By Mike Whitmire, CEO and Co-founder, FloQast
AI is already transforming the finance and accounting functions, from automating routine tasks to generating strategic insights. But with great power comes great responsibility. As AI begins to influence financial figures, forecasts, and filings, one uncomfortable question looms: Who’s on the hook if it gets something wrong?
The short answer is: the human at the end of the process is.
As the CEO of a company that builds accounting transformation solutions, and as a former auditor myself, I believe the responsibility for AI-generated financial outputs will ultimately rest with finance leaders – CFOs, controllers, and their teams. AI doesn’t absolve responsibility; it amplifies it.
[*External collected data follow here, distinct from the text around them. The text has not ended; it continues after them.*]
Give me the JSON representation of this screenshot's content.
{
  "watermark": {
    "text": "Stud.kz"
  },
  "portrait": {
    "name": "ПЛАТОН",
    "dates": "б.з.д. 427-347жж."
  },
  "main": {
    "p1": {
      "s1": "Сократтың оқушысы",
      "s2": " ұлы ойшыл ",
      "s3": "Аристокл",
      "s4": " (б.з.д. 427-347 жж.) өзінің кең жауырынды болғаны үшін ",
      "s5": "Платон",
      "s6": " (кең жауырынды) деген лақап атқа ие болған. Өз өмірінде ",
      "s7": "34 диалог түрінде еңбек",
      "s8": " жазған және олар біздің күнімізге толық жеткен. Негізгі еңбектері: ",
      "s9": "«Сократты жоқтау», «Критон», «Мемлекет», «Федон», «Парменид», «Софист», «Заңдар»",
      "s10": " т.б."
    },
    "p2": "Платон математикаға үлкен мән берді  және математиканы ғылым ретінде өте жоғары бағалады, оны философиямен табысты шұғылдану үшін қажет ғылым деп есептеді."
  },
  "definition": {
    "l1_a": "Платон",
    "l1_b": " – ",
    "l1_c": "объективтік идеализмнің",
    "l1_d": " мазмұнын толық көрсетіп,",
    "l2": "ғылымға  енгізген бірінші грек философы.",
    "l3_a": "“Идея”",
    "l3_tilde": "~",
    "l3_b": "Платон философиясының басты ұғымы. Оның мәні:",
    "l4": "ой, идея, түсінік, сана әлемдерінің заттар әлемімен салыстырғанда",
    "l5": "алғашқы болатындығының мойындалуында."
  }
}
And that’s why auditability of AI is no longer a nice-to-have – it’s a fundamental requirement.
The mirage of AI objectivity
Today’s AI can produce balance sheets, income statements, and journal entries with astonishing speed. But speed without scrutiny is a recipe for disaster. These systems can hallucinate, misclassify transactions, or base calculations on flawed logic, often with little indication that anything’s amiss.
The problem is compounded by opacity. Most AI models, especially large language models (LLMs), are black boxes. Their decision-making processes are buried in layers of statistical probabilities and training data. Even developers can’t always explain why a model made a certain decision. That’s a non-starter for finance, where compliance, traceability, and accountability are paramount.
So, what happens when AI-generated financials don’t add up? When numbers are wrong and decisions are made on faulty outputs, boards won’t be pointing fingers at OpenAI, Microsoft, or Google. They’ll be looking at the CFO.
Why traditional audits don’t work for AI—Yet
Historically, auditors have validated financials using sampling techniques or manual checks. But if an AI system is involved, especially one with opaque logic, those methods break down. How do you verify a calculation when the logic behind it is buried in a neural network?
One option is to audit the output by re-performing all calculations manually. That’s neither scalable nor realistic, especially amid a growing talent shortage. Another option is to ask auditors to learn how AI models work. But good luck with that; keeping up with constantly evolving LLMs isn’t feasible.
So, we need a third path.
A practical alternative: transparent, traceable AI
Instead of relying on black-box models, finance teams need AI platforms that function more like a collaborative partner and less like a mysterious oracle. At FloQast, we’re pioneering a new approach: systems where accountants define their workflows in plain language and AI generates custom, visible, testable code in the background.
This architecture flips the AI trust equation. Rather than auditing results after the fact, auditors can examine the process. Every calculation, control, and input is visible, and changes are tracked. Once a workflow is tested, auditors can trust the output with a higher degree of confidence, because it’s not just AI doing the work, it’s AI following clearly defined, auditable rules.
This isn’t just about building smarter tools. It’s about building trustworthy ones.
Trust is the real currency
For AI to become a pillar of modern finance, it needs to inspire confidence at every level, from the analyst reviewing an automated journal entry to the regulator evaluating the final report. That means showing your work, tracking your changes, and making every output explainable.
Consider something as mundane as a journal entry. If AI classifies a transaction, it should also explain why. What logic was applied? What controls were in place? Who reviewed it? In a future audit, the system should be able to answer all of those questions. Without that transparency, you’re just hoping the machine got it right. And that’s not good enough.
The stakes are too high
Unchecked AI in finance isn’t just a risk, it’s a liability. Misstatements can lead to restatements, fines, and reputational damage. More importantly, they erode the trust that underpins financial reporting.
The future of AI in finance must be built on traceability, transparency, and accountability. AI should make audits easier, not harder. It should reduce risk, not create it. That means designing systems with auditability at their core, not bolted on as an afterthought.
So, who’s on the hook if AI gets the numbers wrong? You are. But with the right systems in place, you’ll also be the reason it gets them right.